Mértola, 16 de julho de 2040

Netos queridos, estareis, certamente, recordados da crítica do instrucionismo que, magistralmente, o meu amigo Celso descreveu, num tempo em que a escola de massas fomentava a destruição em massa. A hegemonia instrucionista ignorava as contribuições das ciências da educação. Mas, a voz do Celso e as de outros mestres se fizeram ouvir. A máxima de Walt Disney “The way to get started is to quit talking and begin doing” (A maneira de iniciar é parar de falar e começar a fazer) teve tradução no ensaio do amigo Celso. Com a devida vénia, cito o Mestre:

O ser humano se constitui por sua atividade, em todos os aspectos (condição humana: não nascemos prontos). O conhecimento é estabelecido no sujeito por sua ação sobre o objeto. O conhecimento não se dá por “osmose”: não adianta o sujeito estar ao lado, em contato com o objeto, se não atuar sobre ele.

Dois sujeitos podem estar realizando a mesma ação — por exemplo, ouvindo o professor —, mas com graus de interação com o objeto de estudo bastante diferentes. Isto significa que não basta a ação; tem de ser uma ação consciente e voluntária, portanto, intencional. Tal perspectiva se contrapõe à ação mecânica, ao “programa” rígido (como um chip implantado).

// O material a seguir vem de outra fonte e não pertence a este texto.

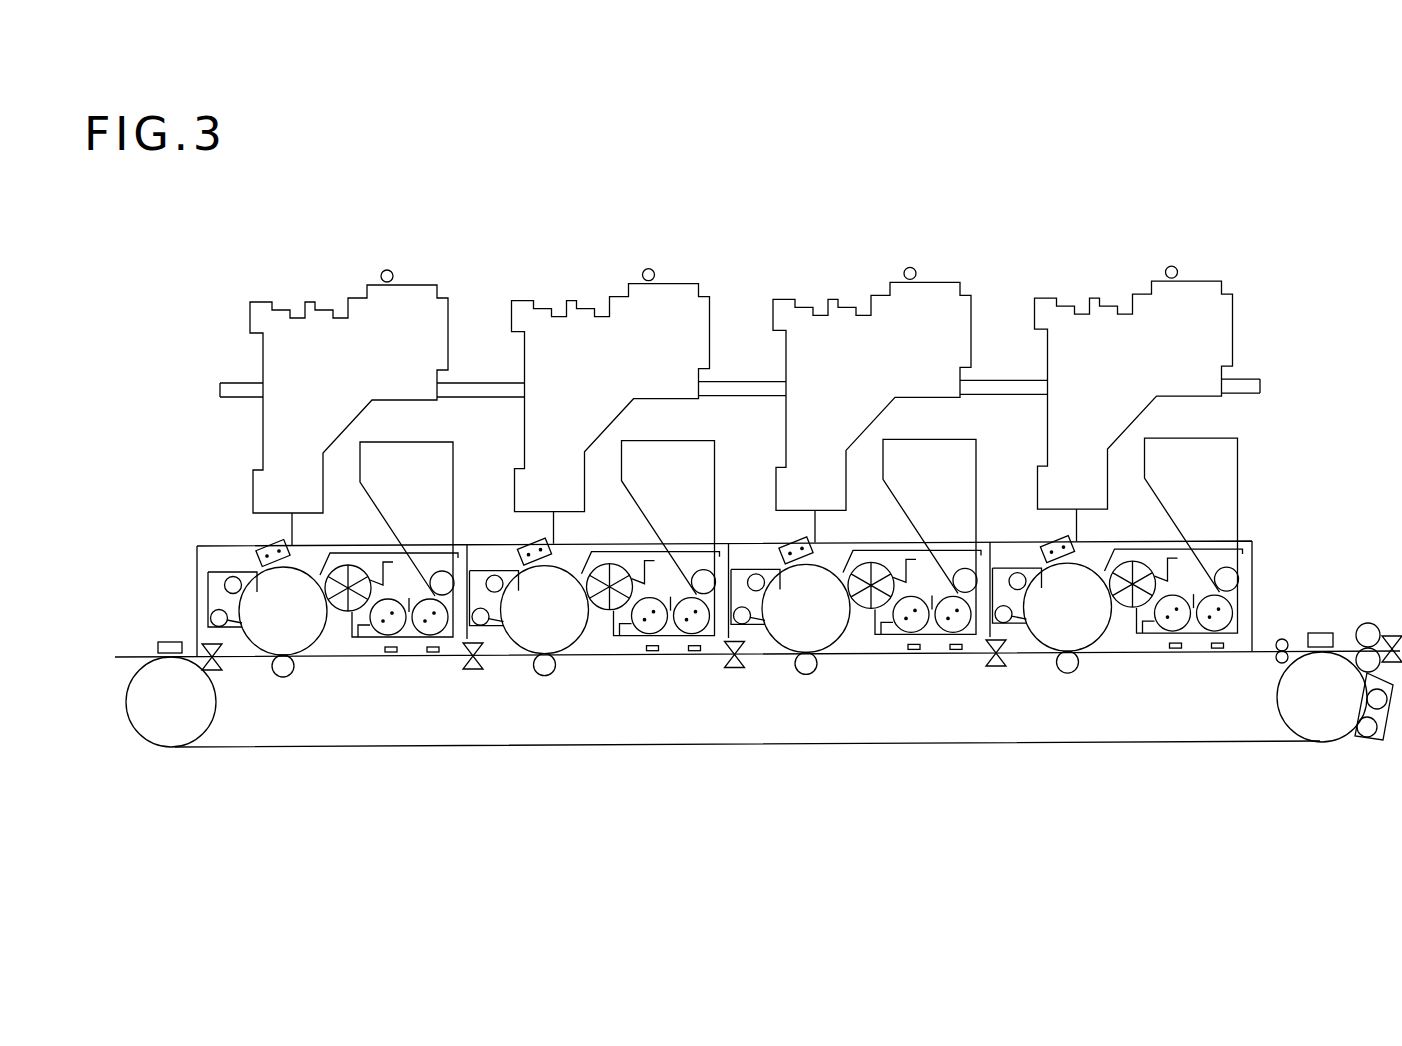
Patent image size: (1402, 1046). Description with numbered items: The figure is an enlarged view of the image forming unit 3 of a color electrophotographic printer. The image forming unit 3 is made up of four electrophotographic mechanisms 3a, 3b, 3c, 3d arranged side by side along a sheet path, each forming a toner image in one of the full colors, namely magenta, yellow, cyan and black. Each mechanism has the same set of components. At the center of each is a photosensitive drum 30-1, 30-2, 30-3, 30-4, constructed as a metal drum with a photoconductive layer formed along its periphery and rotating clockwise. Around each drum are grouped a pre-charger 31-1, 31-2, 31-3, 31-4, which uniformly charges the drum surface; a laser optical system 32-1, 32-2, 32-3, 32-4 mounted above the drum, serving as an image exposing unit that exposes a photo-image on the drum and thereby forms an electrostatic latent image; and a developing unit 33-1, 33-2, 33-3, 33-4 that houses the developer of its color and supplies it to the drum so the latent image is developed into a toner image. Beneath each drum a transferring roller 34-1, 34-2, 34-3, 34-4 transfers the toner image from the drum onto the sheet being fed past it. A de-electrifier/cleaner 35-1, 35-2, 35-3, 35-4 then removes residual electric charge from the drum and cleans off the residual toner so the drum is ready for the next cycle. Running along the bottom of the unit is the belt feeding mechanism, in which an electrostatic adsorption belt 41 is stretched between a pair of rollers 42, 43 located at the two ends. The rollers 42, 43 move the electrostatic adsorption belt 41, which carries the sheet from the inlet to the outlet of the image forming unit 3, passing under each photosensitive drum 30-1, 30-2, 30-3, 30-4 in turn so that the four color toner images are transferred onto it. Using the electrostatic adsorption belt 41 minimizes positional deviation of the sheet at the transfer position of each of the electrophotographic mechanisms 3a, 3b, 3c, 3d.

The image forming unit 3 is at (956, 205).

No decorrer do processo de conhecimento, o sujeito precisa se expressar. O ciclo de aprendizagem só se completa com a expressão por parte do sujeito. São pouquíssimos os espaços de expressão dos alunos durante as aulas. O grande espaço costuma ser nas famigeradas provas (geralmente vinculadas a processos classificatórios, para fins de exclusão), onde os conteúdos devem ser reproduzidos, “devolvidos” (educação bancária-Freire).

Como não há atividade verdadeira, como não se desenvolve autonomia ao longo dos (longos) dias letivos, na expressão não há criação, não há autoria. Diante de uma pro(im)posta de escrita, por exemplo, uma fala inocente, e relativamente recorrente, do aluno denuncia a grande farsa, o grande equívoco da prática instrucionista: “Professora, posso escrever com as minhas palavras?” É muito triste! Aprendeu, desde muito cedo que não pode escrever com as suas (dele aluno) palavras, mas com as palavras do professor e/ou do livro didático (…) A partir da abordagem dos fundamentos epistemológicos vê-se o grande equívoco da prática instrucionista.

Por meados de julho, insensível a vozes sábias, a administração educacional obrigava escolas e professores a exportar para os lares de metade dos alunos inúteis aulas online. E preparava o “regresso às aulas”, então fantasiadas de “híbridas”.

Contrastando com a insanidade, a Rede de Comunidades de Aprendizagem, que assumiria visibilidade pública nesse mesmo mês de julho, era legitimada na contribuição das ciências da educação, de que o amigo Celso era digno representante, antecedido de contribuições de geniais educadores. Citarei apenas alguns: Lauro de Oliveira Lima, Amanda Alberto, Agostinho da Silva, Helena Antipoff, Lourenço Filho, Amanda, Nise da Silveira, Eurípedes Barsanulfo, Anália Franco, Herculano Pires, Milton Santos, Florestan Fernandes, Paulo Freire, Nilde Mascellani, Anísio Teixeira, Darcy Ribeiro…

Se a produção científica dos mestres denunciava “a grande farsa, o grande equívoco da prática instrucionista”, por que razão ela se mantinha? Onde encontrariam as secretarias de educação legitimidade para as impor?

Em lado algum! Cientificamente, a administração educacional denotava mais de um século de atraso. E, impunemente, permanecia… fora da lei.